Uma obra com esta envergadura requer um longo planeamento, neste sentido, não compreendemos que o aviso aos utentes tenha sido realizado apenas 5 dias antes do início dos trabalhos. O anúncio prévio poderia ter levado à apresentação de novas soluções por parte da sociedade civil e permitiria aos utentes a reorganização atempada das suas deslocações.

Consideramos ser insustentável qualquer alternativa de transporte com as actuais condições sanitárias.
O transtorno nos mais de 2000 utentes é evidente, visto que os 20 minutos habituais de deslocação se multiplicam agora por duas horas. É irresponsável sobrecarregar transportes já com grande afluência habitual, como é o caso dos Barcos de Cacilhas e dos Comboios da Fertagus e com isto afectar a dinâmica de toda a Área Metropolitana de Lisboa. A resposta da empresa de disponibilização de autocarros até Cacilhas, também aumenta o tráfico numa zona habitualmente confusa em hora de ponta.
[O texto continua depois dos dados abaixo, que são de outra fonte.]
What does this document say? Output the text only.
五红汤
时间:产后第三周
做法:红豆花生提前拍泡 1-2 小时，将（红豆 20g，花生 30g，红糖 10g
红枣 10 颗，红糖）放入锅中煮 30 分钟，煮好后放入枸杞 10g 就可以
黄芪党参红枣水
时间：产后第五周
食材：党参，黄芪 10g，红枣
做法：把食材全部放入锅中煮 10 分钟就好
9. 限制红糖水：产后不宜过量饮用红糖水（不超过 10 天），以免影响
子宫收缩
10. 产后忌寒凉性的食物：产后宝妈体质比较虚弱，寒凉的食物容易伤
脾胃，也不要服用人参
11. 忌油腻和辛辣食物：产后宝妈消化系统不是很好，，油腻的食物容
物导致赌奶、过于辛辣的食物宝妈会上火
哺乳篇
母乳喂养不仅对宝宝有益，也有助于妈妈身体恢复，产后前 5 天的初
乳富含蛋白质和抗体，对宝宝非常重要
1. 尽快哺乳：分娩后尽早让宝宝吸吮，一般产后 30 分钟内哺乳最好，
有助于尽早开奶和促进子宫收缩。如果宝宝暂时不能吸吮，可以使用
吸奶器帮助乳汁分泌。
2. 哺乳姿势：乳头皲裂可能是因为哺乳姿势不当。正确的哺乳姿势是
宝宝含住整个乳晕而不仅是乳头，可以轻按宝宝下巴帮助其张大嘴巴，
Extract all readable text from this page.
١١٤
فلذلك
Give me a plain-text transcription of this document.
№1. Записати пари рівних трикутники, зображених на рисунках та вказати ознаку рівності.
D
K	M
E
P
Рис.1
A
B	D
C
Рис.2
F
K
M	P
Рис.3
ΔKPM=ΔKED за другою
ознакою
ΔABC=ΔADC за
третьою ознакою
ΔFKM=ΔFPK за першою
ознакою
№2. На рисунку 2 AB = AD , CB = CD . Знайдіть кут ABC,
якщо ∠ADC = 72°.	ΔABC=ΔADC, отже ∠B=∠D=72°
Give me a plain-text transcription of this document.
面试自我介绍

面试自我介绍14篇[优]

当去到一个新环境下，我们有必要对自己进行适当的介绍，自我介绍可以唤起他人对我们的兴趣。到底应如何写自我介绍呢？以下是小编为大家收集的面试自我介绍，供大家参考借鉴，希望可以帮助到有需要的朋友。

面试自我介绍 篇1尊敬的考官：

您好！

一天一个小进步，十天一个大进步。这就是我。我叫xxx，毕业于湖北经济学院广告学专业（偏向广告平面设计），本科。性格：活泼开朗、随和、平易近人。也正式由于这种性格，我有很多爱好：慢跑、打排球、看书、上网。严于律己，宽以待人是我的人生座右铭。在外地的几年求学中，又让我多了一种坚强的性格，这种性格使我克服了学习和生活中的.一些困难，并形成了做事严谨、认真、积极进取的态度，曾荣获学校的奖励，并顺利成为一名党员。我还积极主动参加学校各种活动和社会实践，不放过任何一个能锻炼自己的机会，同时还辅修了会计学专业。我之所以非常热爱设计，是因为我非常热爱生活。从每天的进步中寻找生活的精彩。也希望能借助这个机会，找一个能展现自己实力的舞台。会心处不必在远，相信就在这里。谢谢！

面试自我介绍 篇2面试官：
A comissão política Distrital de Setúbal lamenta que as obras não tenham sido realizadas num período de menor afluência, como o Verão, e considera que haveria opções de não suspender o transporte de passageiros, mediante uma adaptação da Estação Fluvial do Seixal.

Estas obras constituem um potencial dano para a saúde pública e o período de realização é infeliz, na medida em que se verifica o aumento exponencial de casos diários, bem como o reforço de medidas restritivas à população por forma a evitar aglomerações e contágios.
A Transtejo, as Autoridades locais e o Governo não serão inocentes no que poderá acontecer, devido à falta de planeamento e alternativas sustentáveis para a saúde pública.

O Chega pretende estar também a nível local a lutar e a defender os interesses e a qualidade de vida dos seus munícipes.

Suspendam-se as obras, não a vida dos cidadãos do Seixal e Almada.